И помолчали чуть. И после Забалуев:

– Да и об этом только слышал, – сказал так и замолчал бы, кажется, но неудобно вроде как ему, и говорит: – Старухи нас стращали всё: носиться – носитесь, бесштанна команда, по деревне бегайте, мол, а на кладбище – чтоб ни ногой. Малину на пепелище или черёмуху на могилах рвать вздумаете, огарки выскочут и сажей измажут – вовек, мол, не отмоетесь, что полбеды ещё, а то и того хуже: к себе затащут – пятки им там чикочи, мол, – говорит Забалуев. И продолжает: – А из Гвардеевки кое-кого я даже знаю. Знал ли… Год с одним парнем в институте проучился… Анатолий Поликарпов.

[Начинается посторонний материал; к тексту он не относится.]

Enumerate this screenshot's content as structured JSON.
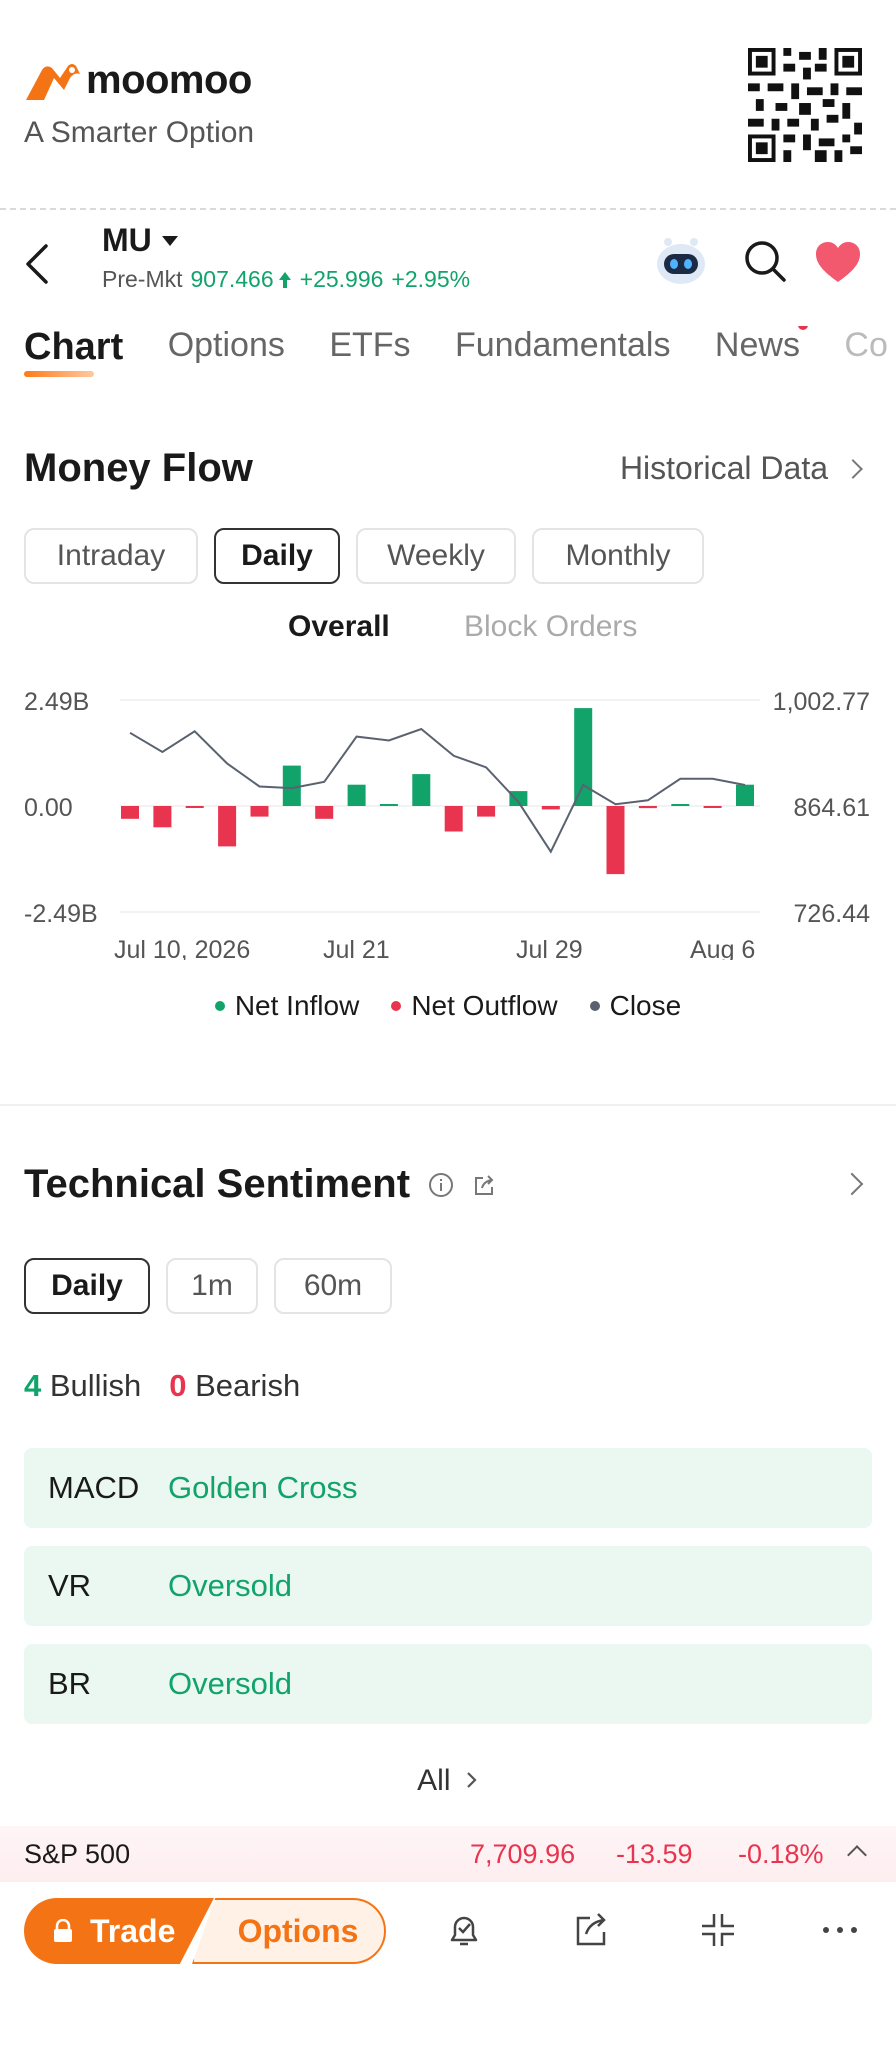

– Были у нас такие, – говорит Несмелов. – В Заречье жили, за Муртинкой.

– Угрюмый, с синим ухом – родимое пятно на всё ухо, – говорит Забалуев. Сказал так и замолчал; молчит: то ли ждёт, что Несмелов на это скажет, то ли так: затянул разговор – и жалеет. И тот, Несмелов, хоть бы слово. Смотрят оба: один – на другого, другой – на дорогу. На дороге – никого. И опять говорит он, Забалуев, будто вынужден: – Старика ещё смешного помню. В Шиловку с горы, от бору, съезжает, а наезжал часто, на мостках у речки женщин увидит и кричит с телеги им на всю Шиловку: «Засра-а-анки!» – или нам, ребятишкам… за ним увяжемся… кокушки, мол, вырежу, скормлю собакам, – и ножичек на шнурке из кармана штанов с лампасами вытащит – погрозит им. Или: ух, короеды шиловские, кнутом вот сопли-то смахну вам из-под носу, мол… Всё у тётки моей постоялил…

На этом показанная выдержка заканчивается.